Por telefone, o presidente do Senado Federal, Davi Alcolumbre (União-AP), avisou o presidente da CCJ (Comissão de Constituição e Justiça), Otto Alencar (PSD-BA), que não apreciaria na última semana antes do recesso nenhuma “matéria importante”. A conversa foi relatada pelo parlamentar baiano.
A prioridade legislativa da gestão federal, a PEC (proposta de emenda à Constituição) do fim da escala 6x1, tramita na Casa. Os principais articuladores do governo já admitiam nos bastidores que não há tempo hábil para a aprovação da proposta até sexta-feira. Mas ainda havia expectativa entre governistas de que Alcolumbre pudesse enviar o texto à CCJ. Assim, um relator poderia ser indicado, e o texto ganharia pelo menos um cronograma de tramitação.

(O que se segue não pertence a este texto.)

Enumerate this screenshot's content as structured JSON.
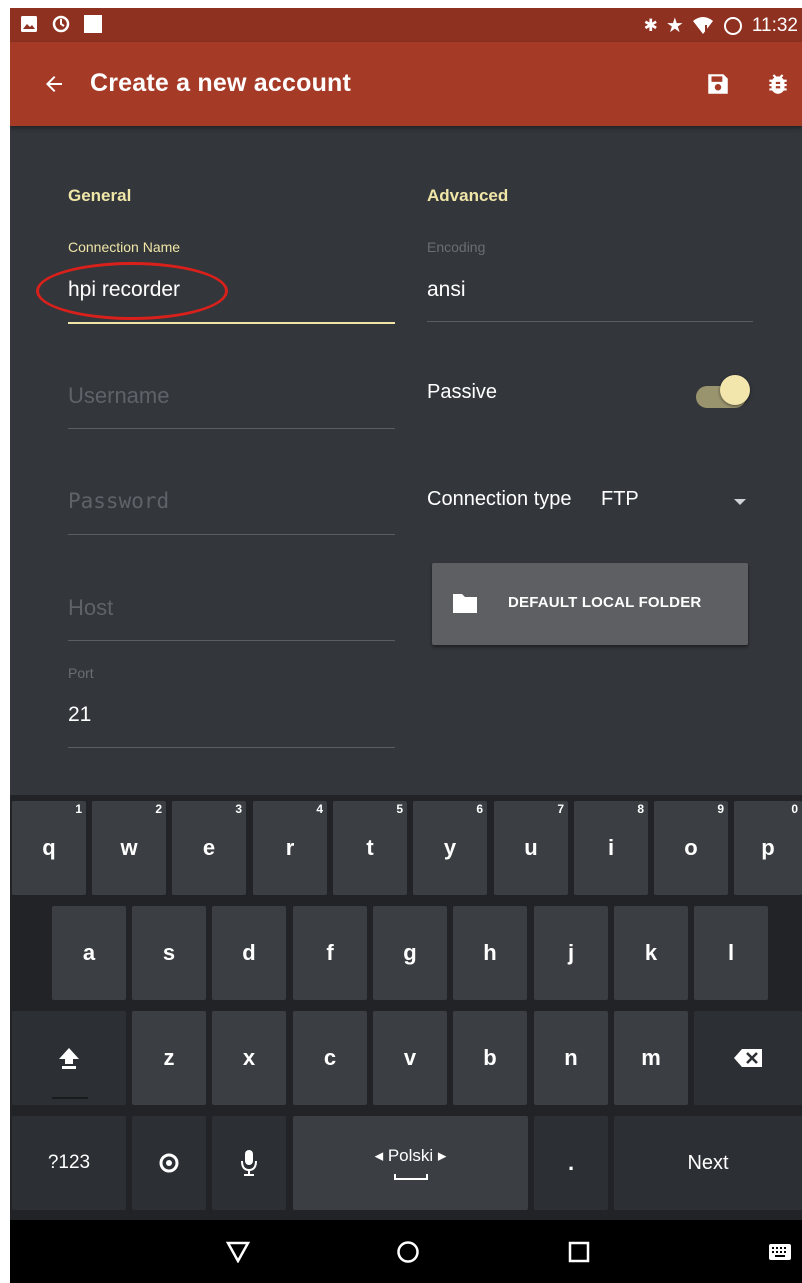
{
  "status_bar": {
    "left_icons": [
      "image-icon",
      "sync-icon",
      "square-icon"
    ],
    "right_icons": [
      "bluetooth-icon",
      "star-icon",
      "wifi-icon",
      "circle-icon"
    ],
    "time": "11:32"
  },
  "app_bar": {
    "title": "Create a new account",
    "back_icon": "arrow-left-icon",
    "actions": [
      "save-icon",
      "bug-icon"
    ]
  },
  "general": {
    "title": "General",
    "connection_name": {
      "label": "Connection Name",
      "value": "hpi recorder"
    },
    "username": {
      "placeholder": "Username"
    },
    "password": {
      "placeholder": "Password"
    },
    "host": {
      "placeholder": "Host"
    },
    "port": {
      "label": "Port",
      "value": "21"
    }
  },
  "advanced": {
    "title": "Advanced",
    "encoding": {
      "label": "Encoding",
      "value": "ansi"
    },
    "passive": {
      "label": "Passive",
      "enabled": true
    },
    "connection_type": {
      "label": "Connection type",
      "value": "FTP"
    },
    "default_folder_button": "DEFAULT LOCAL FOLDER"
  },
  "keyboard": {
    "row1": [
      {
        "key": "q",
        "hint": "1"
      },
      {
        "key": "w",
        "hint": "2"
      },
      {
        "key": "e",
        "hint": "3"
      },
      {
        "key": "r",
        "hint": "4"
      },
      {
        "key": "t",
        "hint": "5"
      },
      {
        "key": "y",
        "hint": "6"
      },
      {
        "key": "u",
        "hint": "7"
      },
      {
        "key": "i",
        "hint": "8"
      },
      {
        "key": "o",
        "hint": "9"
      },
      {
        "key": "p",
        "hint": "0"
      }
    ],
    "row2": [
      "a",
      "s",
      "d",
      "f",
      "g",
      "h",
      "j",
      "k",
      "l"
    ],
    "row3": [
      "z",
      "x",
      "c",
      "v",
      "b",
      "n",
      "m"
    ],
    "symbols_key": "?123",
    "space_label": "◂ Polski ▸",
    "period_key": ".",
    "next_key": "Next"
  },
  "colors": {
    "status_bar": "#8e3121",
    "app_bar": "#a53a27",
    "background": "#33363b",
    "accent": "#f0e6a8",
    "annotation": "#d9201b"
  }
}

Alcolumbre avisou senadores que as sessões na Casa seguirão semipresenciais nesta semana – o que, na avaliação de parlamentares, corrobora que pautas relevantes não terão avanço nesta semana.
Otto Alencar disse que perguntou ao presidente do Senado sobre a tramitação da MP (medida provisória) do piso do frete. O texto foi um aceno do governo a caminhoneiros que ameaçavam uma greve e expira na quarta-feira (16). Alcolumbre também não teria confirmado se incluirá na pauta da semana.
Outros dois textos de interesse do governo que não devem avançar são o PL dos minerais críticos e a PEC da Segurança.
Mesmo com as sessões semipresenciais, a líder do governo no Senado, Teresa Leitão (PT-PE), desembarcou em Brasília no domingo (12) para uma última ofensiva pelas pautas de interesse de Lula.
O entorno de Alcolumbre vinha sinalizando que uma reunião com o presidente Luiz Inácio Lula da Silva (PT) seria necessária para destravar pautas de interesse do governo. O Palácio do Planalto segue sem dar indicação de que o encontro pode acontecer.
Sem o aval de Lula para um encontro, a decisão da articulação política do governo foi apostar em um canal entre Alcolumbre e Teresa – que tenta mobilizar pares na "última ofensiva".
Governo muda estratégia eleitoralO presidente Lula deve usar as pautas ainda não aprovadas no Congresso Nacional como bandeiras de campanha.
O plano inicial de Lula era ter o fim da escala 6x1 como uma entrega em sua campanha. O não avanço da tramitação no Senado frustrou petistas. O movimento de comunicação será então abordar a redução da jornada de trabalho como uma promessa caso seja reeleito.
Também devem ser usadas na campanha de Lula o PL dos minerais críticos e a PEC da Segurança.
A primeira será tratada como uma iniciativa do governo em defesa da soberania, ao tentar garantir que, em vez de vender matéria-prima, o Brasil desenvolva as commodities em território nacional. Já a segunda, como caminho para desarticular o crime organizado, inclusive possibilitando a criação de um Ministério da Segurança Pública.